Universal income may not be sustainable, but being paid for our personal data is. Marketers have long searched for ways to best reach their potential customers. They’ve sliced and diced sample audiences for decades looking for formulas within demographics. Social media created opportunities to go deeper, first to analyze crowds with more depth, and now to go extremely deep on individuals before loading them into psychological profiles that determine what they are most likely to buy.
So doesn’t it make sense if Facebook has 300,000 points of personal data on me that I should get paid each time that data is bought?

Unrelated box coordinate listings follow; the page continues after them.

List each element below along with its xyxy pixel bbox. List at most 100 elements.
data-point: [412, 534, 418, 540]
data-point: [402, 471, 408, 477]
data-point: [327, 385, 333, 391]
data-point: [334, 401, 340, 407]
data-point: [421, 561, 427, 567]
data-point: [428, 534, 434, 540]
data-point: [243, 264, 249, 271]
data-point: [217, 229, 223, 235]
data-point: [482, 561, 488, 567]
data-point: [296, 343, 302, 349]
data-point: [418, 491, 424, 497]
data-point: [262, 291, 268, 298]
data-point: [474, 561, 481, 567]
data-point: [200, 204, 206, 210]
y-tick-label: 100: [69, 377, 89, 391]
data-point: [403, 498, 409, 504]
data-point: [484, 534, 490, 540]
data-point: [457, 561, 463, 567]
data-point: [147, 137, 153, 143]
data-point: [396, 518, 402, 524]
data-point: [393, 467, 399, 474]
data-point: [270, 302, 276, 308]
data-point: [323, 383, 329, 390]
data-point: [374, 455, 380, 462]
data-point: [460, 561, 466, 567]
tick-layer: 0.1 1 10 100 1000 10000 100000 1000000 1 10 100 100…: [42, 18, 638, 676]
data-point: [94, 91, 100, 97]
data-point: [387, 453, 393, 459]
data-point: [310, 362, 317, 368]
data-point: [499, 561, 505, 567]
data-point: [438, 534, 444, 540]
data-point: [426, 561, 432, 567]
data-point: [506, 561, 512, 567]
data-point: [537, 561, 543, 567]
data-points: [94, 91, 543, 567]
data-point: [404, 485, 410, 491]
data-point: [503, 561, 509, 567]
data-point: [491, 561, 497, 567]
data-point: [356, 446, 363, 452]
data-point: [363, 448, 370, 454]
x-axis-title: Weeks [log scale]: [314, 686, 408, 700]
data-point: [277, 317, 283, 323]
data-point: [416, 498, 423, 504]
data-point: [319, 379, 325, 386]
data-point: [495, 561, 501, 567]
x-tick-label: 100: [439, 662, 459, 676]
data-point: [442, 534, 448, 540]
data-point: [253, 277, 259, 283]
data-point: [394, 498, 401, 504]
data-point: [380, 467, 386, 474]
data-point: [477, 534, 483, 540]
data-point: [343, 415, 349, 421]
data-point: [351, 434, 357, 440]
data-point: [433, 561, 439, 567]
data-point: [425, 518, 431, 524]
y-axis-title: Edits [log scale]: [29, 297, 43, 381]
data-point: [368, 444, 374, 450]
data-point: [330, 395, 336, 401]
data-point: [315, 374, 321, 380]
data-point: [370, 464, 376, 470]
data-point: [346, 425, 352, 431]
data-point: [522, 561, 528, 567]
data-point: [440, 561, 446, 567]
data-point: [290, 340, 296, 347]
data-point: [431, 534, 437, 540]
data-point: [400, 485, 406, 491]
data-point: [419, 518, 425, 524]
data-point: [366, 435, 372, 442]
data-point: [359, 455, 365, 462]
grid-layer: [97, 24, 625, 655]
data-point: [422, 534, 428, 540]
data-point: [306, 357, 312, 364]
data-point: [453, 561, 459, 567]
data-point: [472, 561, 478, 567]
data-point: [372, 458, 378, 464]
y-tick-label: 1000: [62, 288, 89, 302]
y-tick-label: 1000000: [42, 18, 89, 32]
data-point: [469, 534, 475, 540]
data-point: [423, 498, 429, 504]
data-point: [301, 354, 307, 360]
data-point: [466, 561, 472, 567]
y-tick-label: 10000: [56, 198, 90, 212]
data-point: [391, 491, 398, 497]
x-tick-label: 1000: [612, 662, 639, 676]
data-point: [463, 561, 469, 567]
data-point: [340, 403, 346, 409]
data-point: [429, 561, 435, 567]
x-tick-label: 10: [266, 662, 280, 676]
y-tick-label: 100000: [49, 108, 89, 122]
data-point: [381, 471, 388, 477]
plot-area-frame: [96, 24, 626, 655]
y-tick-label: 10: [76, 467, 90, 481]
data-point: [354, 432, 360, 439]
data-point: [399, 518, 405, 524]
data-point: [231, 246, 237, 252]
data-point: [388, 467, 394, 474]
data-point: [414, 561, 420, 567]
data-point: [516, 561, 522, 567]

Personal data as a commodity has now surpassed oil in value. Why don’t I get a piece of that? It wouldn’t be difficult. Everytime an ad is served up to me I should get a percentage of the price it costs to place it. A quick check of my ClearWEB Browser indicates that 30,000 ads have been blocked this year. Should the marketers be pay8ing me to talk to them? Let’s figure they paid a dime for each time I had to see an ad (and yes, some of them I do want to see). That would be roughly $3,000 a year. That takes care of a lot of groceries.
What if I choose the kinds of ads I want to see because I am in the market for those products?
Advertising budgets are always being scrutinized for effectiveness. So what if I am in the market for a car and I create a profile: Male. Over 50 years old. Income over $75,000 a year. Good credit. Looking for SUV. What would an advertiser pay per ad to engage me in a product discussion? $5 for 5 minutes? $10 for 20 minutes? The profit on autos is astounding, something in the neighborhood of $6,000 per vehicle. So since I am not in a dealership, give me $2,000 in discounts. And pay me $25 just to listen to your pitch. That seems fair.
Same should apply to appliances, vacation getaways, all kinds of insurance, and every piece of clothing I’m interested in—especially shoes.
By valuing ourselves as a commodity we’re able to earn a bit of that advertising budget.
We deserve to be paid the value that we represent to the company selling to us. But first, we have to own our personal data, we need control over which parts of it we want to monetize and which parts we want to keep private. And we have to change the way we think about personal data—it is our own personal natural resource. We just have to harness it.